Any comment on this?

An interesting URL about hysteresis of polymers etc.


http://scholar.lib.vt.edu/theses/available/etd-16421214...unrestricted/etd.pdf

I agree a linear model cannot represent hysteresis. To what extent hysteresis is important, I don't know (one would suspect it depends on the type of rubber and the frequencies and magnitudes).

The one piece of information I have is Harris' shock and vib handbook has an entire chapter on rubber and spends a lot of time presenting linear models but barely mentions hysteresis. One excerpt:

"VISCOELASTICITY
Rubber has elastic properties similar to those of a metallic spring and has energyabsorbing
properties like those of a viscous liquid.23 These viscoelastic properties
allow rubber to maintain a constant shape after deformation, while simultaneously
absorbing mechanical energy.The viscosity (which varies with different elastomers)
increases with reduced temperature. The elasticity follows Hooke’s law and increases
with increased strain, while the viscosity follows Newton’s law and increases
with increased strain rate. Therefore, when applying a strain, the resultant stress will increase with increasing strain rate. Springs or dashpots are frequently used to make theoretical models which illustrate the interaction of the elastic and viscous components of rubber. The springs and dashpots can be combined in series or in parallel, representing the Maxwell or Voigt elements (see Table 36.2). Rubber actually consists of an infinite number of
such models with a wide spectrum of spring constants and viscosities."
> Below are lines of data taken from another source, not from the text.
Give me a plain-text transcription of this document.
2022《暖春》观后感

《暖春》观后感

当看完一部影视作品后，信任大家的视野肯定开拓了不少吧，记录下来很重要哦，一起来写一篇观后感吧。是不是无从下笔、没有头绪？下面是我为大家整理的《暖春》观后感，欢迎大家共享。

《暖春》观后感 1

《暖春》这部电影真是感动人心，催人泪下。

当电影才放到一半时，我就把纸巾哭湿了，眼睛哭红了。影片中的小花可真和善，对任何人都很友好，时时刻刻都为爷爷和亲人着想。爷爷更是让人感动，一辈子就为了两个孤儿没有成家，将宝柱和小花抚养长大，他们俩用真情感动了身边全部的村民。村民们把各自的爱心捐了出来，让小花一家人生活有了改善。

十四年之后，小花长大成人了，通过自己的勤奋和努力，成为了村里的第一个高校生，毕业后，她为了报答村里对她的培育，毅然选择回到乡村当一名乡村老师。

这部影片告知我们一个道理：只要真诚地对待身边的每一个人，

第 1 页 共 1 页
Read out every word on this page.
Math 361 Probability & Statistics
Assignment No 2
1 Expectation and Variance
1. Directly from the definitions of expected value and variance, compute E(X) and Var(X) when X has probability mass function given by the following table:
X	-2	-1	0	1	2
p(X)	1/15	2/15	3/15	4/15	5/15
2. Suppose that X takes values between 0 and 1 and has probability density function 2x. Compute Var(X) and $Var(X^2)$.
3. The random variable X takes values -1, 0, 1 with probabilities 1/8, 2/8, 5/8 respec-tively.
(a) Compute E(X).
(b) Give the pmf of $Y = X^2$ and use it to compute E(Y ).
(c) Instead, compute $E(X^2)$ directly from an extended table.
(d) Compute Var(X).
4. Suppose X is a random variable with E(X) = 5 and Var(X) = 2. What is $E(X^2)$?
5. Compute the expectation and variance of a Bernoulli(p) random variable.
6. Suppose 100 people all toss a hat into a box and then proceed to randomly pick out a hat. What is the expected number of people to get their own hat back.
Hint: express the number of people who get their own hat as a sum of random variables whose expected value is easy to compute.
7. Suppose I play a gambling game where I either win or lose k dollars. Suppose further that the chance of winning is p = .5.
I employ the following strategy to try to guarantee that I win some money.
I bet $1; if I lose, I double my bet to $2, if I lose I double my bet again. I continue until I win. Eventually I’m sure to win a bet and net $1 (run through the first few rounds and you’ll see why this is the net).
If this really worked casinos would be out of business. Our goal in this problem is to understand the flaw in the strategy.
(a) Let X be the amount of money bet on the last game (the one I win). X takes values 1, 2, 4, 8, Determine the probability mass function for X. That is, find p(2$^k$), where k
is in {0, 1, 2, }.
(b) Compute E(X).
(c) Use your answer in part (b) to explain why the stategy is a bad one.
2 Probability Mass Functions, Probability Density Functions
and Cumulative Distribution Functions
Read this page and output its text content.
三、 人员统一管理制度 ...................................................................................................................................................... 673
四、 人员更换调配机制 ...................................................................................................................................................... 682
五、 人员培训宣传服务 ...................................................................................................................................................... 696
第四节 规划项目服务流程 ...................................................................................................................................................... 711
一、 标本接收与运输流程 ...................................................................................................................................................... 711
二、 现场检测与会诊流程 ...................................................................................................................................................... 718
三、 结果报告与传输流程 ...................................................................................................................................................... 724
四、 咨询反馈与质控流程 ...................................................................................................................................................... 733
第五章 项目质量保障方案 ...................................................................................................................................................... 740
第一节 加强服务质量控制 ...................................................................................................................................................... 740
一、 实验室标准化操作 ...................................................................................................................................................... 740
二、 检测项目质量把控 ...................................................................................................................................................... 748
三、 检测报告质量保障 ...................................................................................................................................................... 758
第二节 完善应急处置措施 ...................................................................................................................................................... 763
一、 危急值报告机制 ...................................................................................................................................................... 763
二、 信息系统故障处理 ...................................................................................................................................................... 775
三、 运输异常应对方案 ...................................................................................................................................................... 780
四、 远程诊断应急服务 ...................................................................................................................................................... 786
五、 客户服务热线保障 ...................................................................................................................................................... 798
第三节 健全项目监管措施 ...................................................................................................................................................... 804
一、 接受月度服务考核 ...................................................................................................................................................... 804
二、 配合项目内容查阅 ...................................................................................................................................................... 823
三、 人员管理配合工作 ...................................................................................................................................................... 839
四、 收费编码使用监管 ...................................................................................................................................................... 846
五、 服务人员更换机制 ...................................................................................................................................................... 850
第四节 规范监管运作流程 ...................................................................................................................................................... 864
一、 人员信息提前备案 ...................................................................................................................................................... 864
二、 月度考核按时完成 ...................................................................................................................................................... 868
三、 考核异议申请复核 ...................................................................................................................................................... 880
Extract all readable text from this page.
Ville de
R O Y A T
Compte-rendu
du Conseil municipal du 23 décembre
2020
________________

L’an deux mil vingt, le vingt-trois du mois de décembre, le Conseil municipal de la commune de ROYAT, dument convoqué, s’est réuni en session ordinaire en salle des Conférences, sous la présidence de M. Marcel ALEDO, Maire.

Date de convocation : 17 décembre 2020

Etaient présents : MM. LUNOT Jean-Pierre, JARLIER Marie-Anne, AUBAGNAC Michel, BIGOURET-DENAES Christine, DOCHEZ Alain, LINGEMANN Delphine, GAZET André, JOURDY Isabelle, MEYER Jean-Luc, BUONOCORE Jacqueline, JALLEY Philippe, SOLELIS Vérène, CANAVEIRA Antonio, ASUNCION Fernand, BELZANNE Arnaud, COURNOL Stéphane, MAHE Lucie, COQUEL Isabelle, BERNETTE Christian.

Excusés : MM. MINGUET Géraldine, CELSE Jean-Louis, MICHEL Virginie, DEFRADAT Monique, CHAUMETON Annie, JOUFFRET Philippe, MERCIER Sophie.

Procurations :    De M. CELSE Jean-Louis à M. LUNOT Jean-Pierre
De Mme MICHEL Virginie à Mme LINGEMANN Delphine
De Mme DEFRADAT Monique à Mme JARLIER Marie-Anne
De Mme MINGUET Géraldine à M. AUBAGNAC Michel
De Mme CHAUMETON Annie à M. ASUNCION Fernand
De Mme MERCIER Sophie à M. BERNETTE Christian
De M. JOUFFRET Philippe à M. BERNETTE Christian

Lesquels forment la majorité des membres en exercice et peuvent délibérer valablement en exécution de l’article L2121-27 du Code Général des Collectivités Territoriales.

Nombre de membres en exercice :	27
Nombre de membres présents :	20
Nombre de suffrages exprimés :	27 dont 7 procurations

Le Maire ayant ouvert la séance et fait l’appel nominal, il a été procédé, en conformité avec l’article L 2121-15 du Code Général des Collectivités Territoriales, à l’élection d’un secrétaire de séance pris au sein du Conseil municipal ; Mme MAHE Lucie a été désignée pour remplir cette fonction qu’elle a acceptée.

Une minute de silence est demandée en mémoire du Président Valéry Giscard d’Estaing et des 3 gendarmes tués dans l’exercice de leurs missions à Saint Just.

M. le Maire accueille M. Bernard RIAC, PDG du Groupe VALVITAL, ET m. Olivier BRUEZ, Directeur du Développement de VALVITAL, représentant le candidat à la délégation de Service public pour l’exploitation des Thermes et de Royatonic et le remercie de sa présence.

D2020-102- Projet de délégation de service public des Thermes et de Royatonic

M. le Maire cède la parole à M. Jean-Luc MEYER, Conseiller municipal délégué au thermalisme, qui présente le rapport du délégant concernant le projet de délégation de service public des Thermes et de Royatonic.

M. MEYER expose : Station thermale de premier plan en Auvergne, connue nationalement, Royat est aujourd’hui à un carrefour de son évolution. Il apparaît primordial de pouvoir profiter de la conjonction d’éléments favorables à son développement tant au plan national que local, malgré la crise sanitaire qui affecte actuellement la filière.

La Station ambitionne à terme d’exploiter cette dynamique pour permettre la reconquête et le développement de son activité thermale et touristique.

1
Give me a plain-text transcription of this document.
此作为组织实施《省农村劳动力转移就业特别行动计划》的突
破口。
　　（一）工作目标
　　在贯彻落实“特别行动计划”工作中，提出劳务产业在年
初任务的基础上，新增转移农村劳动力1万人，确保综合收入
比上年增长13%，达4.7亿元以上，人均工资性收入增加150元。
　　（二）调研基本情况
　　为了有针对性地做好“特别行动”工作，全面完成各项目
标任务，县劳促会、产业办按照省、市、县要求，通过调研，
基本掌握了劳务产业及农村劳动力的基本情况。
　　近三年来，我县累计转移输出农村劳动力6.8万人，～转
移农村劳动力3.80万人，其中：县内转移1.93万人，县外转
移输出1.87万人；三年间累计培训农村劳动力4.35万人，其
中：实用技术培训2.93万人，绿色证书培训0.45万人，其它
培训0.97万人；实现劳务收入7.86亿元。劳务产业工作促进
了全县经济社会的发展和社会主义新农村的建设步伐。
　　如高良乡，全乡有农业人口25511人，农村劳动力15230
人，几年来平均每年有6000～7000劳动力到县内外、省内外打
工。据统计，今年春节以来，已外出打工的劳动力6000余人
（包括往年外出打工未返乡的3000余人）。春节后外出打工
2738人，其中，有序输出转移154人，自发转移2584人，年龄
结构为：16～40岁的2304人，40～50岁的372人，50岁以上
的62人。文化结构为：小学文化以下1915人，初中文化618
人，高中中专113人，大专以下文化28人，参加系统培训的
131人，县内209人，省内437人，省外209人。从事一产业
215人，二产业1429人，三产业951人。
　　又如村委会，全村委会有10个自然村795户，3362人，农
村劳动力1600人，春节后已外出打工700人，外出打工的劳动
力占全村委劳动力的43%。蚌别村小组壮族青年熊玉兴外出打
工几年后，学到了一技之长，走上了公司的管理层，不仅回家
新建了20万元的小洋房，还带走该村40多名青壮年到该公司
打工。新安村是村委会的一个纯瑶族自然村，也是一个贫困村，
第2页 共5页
It might be the case that this book is a relic from the old days before widely available computers, when linear models were a necessity for solutions and non-linearities were glossed over because they couldn't be incorporated into solutions. Now with computer simulations, a lot more details and non-linearities can be easily handled and therefore non-linearities are of more intense interest.

pete..... you have way too much time on your hands....

Rusty, I agree!!!
Used to do this all of the time. Measure accelerance with a two channel fft (acceleration/force). Make sure your calibrations are correct and in the proper units. Double integrate the FRF and take the reciprocal. You now have a plot where the cursor readout at any frequency is the stiffness at that frequency.